Let's devil's advocate.

The universities merge at BCat supposes. Most of the regional teachers are now coming from BG. Most regional students' first and most frequent exposure to a University is now.... ?

Not feasible. Not sustainable. Not in a region depending upon first generation college students to be the new local white-collar workforce. Now let's talk athletic recruiting under this new scenario....

That scenario is already the reality...it hasn't been close in decades.

lol, ok I shouldn't have used the word "most" because I should have predicted that someone would nickle and dime percents. By "most" I was referring the the scenario that even though NONE would be coming from UT in your merger, that there would still be teachers coming from other local universities.

In your proposal, UT would have little to no exposure. Predictions on how that will affect future enrollment numbers under a system in which UT doesn't have an education Dept?

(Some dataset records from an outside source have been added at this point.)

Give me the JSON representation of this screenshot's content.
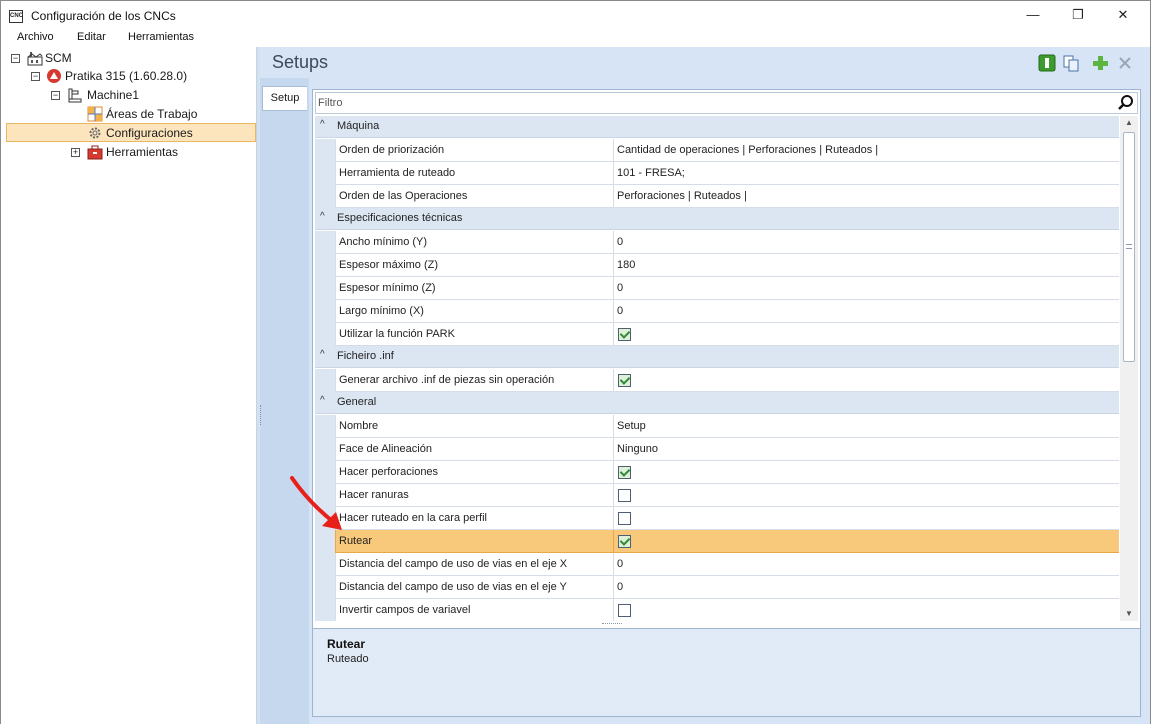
{
  "window": {
    "app_icon_text": "CNC",
    "title": "Configuración de los CNCs",
    "minimize_glyph": "—",
    "maximize_glyph": "❐",
    "close_glyph": "✕"
  },
  "menu": [
    "Archivo",
    "Editar",
    "Herramientas"
  ],
  "tree": {
    "root": "SCM",
    "child": "Pratika 315 (1.60.28.0)",
    "machine": "Machine1",
    "items": [
      "Áreas de Trabajo",
      "Configuraciones",
      "Herramientas"
    ],
    "selected": "Configuraciones",
    "expand_minus": "−",
    "expand_plus": "+"
  },
  "panel": {
    "title": "Setups",
    "vtab": "Setup",
    "filter_placeholder": "Filtro",
    "toolbar_icons": [
      "green-block-icon",
      "copy-icon",
      "add-icon",
      "delete-icon"
    ]
  },
  "grid": {
    "categories": [
      {
        "label": "Máquina",
        "rows": [
          {
            "name": "Orden de priorización",
            "value": "Cantidad de operaciones | Perforaciones | Ruteados |"
          },
          {
            "name": "Herramienta de ruteado",
            "value": "101 - FRESA;"
          },
          {
            "name": "Orden de las Operaciones",
            "value": "Perforaciones | Ruteados |"
          }
        ]
      },
      {
        "label": "Especificaciones técnicas",
        "rows": [
          {
            "name": "Ancho mínimo (Y)",
            "value": "0"
          },
          {
            "name": "Espesor máximo (Z)",
            "value": "180"
          },
          {
            "name": "Espesor mínimo (Z)",
            "value": "0"
          },
          {
            "name": "Largo mínimo (X)",
            "value": "0"
          },
          {
            "name": "Utilizar la función PARK",
            "checkbox": true
          }
        ]
      },
      {
        "label": "Ficheiro .inf",
        "rows": [
          {
            "name": "Generar archivo .inf de piezas sin operación",
            "checkbox": true
          }
        ]
      },
      {
        "label": "General",
        "rows": [
          {
            "name": "Nombre",
            "value": "Setup"
          },
          {
            "name": "Face de Alineación",
            "value": "Ninguno"
          },
          {
            "name": "Hacer perforaciones",
            "checkbox": true
          },
          {
            "name": "Hacer ranuras",
            "checkbox": false
          },
          {
            "name": "Hacer ruteado en la cara perfil",
            "checkbox": false
          },
          {
            "name": "Rutear",
            "checkbox": true,
            "highlighted": true
          },
          {
            "name": "Distancia del campo de uso de vias en el eje X",
            "value": "0"
          },
          {
            "name": "Distancia del campo de uso de vias en el eje Y",
            "value": "0"
          },
          {
            "name": "Invertir campos de variavel",
            "checkbox": false
          }
        ]
      }
    ]
  },
  "description": {
    "title": "Rutear",
    "text": "Ruteado"
  },
  "colors": {
    "highlight": "#f8c97a",
    "panel_bg": "#d6e4f5",
    "annotation_arrow": "#e8201a"
  }
}
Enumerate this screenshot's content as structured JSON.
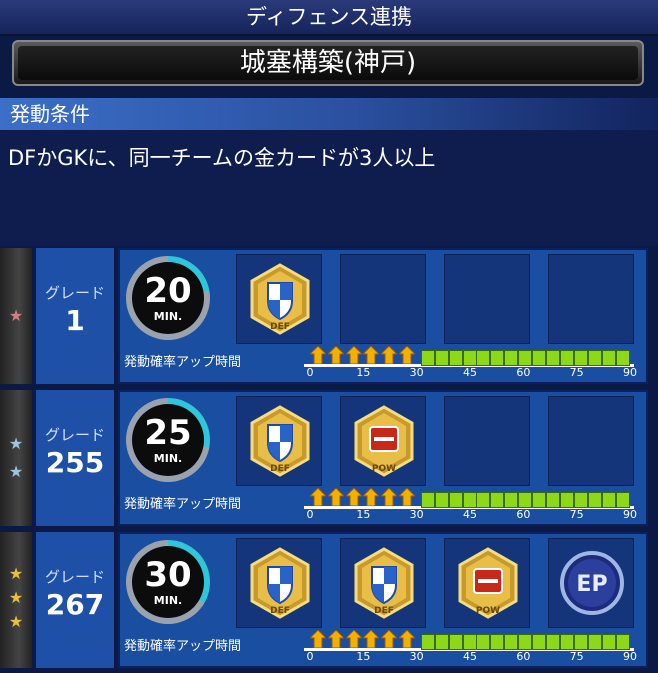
{
  "header": {
    "title": "ディフェンス連携"
  },
  "combo": {
    "name": "城塞構築(神戸)"
  },
  "condition": {
    "label": "発動条件",
    "text": "DFかGKに、同一チームの金カードが3人以上"
  },
  "grades": [
    {
      "stars": 1,
      "star_color": "#d08080",
      "grade_label": "グレード",
      "grade_value": "1",
      "timer_value": "20",
      "timer_unit": "MIN.",
      "badges": [
        {
          "type": "def",
          "label": "DEF"
        }
      ],
      "bar_label": "発動確率アップ時間",
      "bar_ticks": [
        "0",
        "15",
        "30",
        "45",
        "60",
        "75",
        "90"
      ],
      "boost_until": 30
    },
    {
      "stars": 2,
      "star_color": "#9fc2e0",
      "grade_label": "グレード",
      "grade_value": "255",
      "timer_value": "25",
      "timer_unit": "MIN.",
      "badges": [
        {
          "type": "def",
          "label": "DEF"
        },
        {
          "type": "pow",
          "label": "POW"
        }
      ],
      "bar_label": "発動確率アップ時間",
      "bar_ticks": [
        "0",
        "15",
        "30",
        "45",
        "60",
        "75",
        "90"
      ],
      "boost_until": 30
    },
    {
      "stars": 3,
      "star_color": "#e8c040",
      "grade_label": "グレード",
      "grade_value": "267",
      "timer_value": "30",
      "timer_unit": "MIN.",
      "badges": [
        {
          "type": "def",
          "label": "DEF"
        },
        {
          "type": "def",
          "label": "DEF"
        },
        {
          "type": "pow",
          "label": "POW"
        },
        {
          "type": "ep",
          "label": "EP"
        }
      ],
      "bar_label": "発動確率アップ時間",
      "bar_ticks": [
        "0",
        "15",
        "30",
        "45",
        "60",
        "75",
        "90"
      ],
      "boost_until": 30
    }
  ]
}
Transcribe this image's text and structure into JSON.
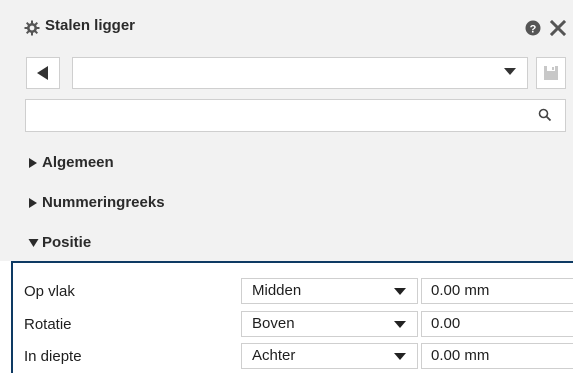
{
  "window": {
    "title": "Stalen ligger",
    "title_icon": "gear-icon",
    "help_icon": "help-icon",
    "close_icon": "close-icon"
  },
  "toolbar": {
    "back_icon": "triangle-left-icon",
    "preset_value": "",
    "preset_icon": "chevron-down-icon",
    "save_icon": "save-icon"
  },
  "search": {
    "value": "",
    "placeholder": "",
    "icon": "search-icon"
  },
  "sections": [
    {
      "label": "Algemeen",
      "expanded": false
    },
    {
      "label": "Nummeringreeks",
      "expanded": false
    },
    {
      "label": "Positie",
      "expanded": true
    }
  ],
  "positie_rows": [
    {
      "label": "Op vlak",
      "option": "Midden",
      "value": "0.00 mm"
    },
    {
      "label": "Rotatie",
      "option": "Boven",
      "value": "0.00"
    },
    {
      "label": "In diepte",
      "option": "Achter",
      "value": "0.00 mm"
    }
  ],
  "colors": {
    "panel_bg": "#f2f2f2",
    "focus_border": "#0e3a63",
    "icon": "#555555",
    "icon_disabled": "#c8c8c8"
  }
}
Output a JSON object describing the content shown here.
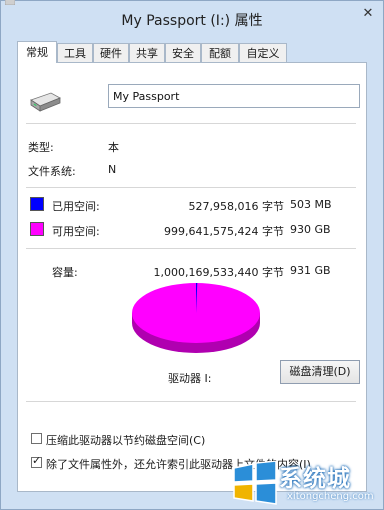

Any chance you have the data supporting your insinuation that there is a wide disparity between BG and UT educated teachers in the local TPS system? I ask because most I know that work locally have UT and many have both.

BG was a teacher's college for much of its existence, so no surprise that they graduate a lot of education majors. Probably not a large percentage of local teachers with Ohio State degrees, but I doubt that discourages local kids from going to Columbus.

Do you think BG, UT and Columbus are really in same conversation for the same students? The careers students take, particularly first generation students are highly influenced by their schools and teachers and counselors. This is where they get their first exposures to the concept and often the goal of college. It's where they get their first descriptive experience. But if anyone UT thinks having those alums in front of those students has no effect on their decision making then go for it.

Heck, Navy, MIT, can't get education degrees there. Works for them, let's try it. Good luck.

I'm in full agreement there...it's one of the many, many reasons why enrollment at UT continues to decline with BGSU posts gains. But at the end of the day, you've got to compare the cost of losing 1/5 teachers a student may have in front of them being a UT grad vs. the economics of the move within the College itself.

I do have an honest question for you though...do you believe UT should be a comprehensive institution based on its standing as a University, its size, and its prolonged budgetary constraints? Depending on that answer, where would your cuts be if no, and if yes, why?
(This post was last modified: 01-16-2020 09:37 AM by BearcatMan.)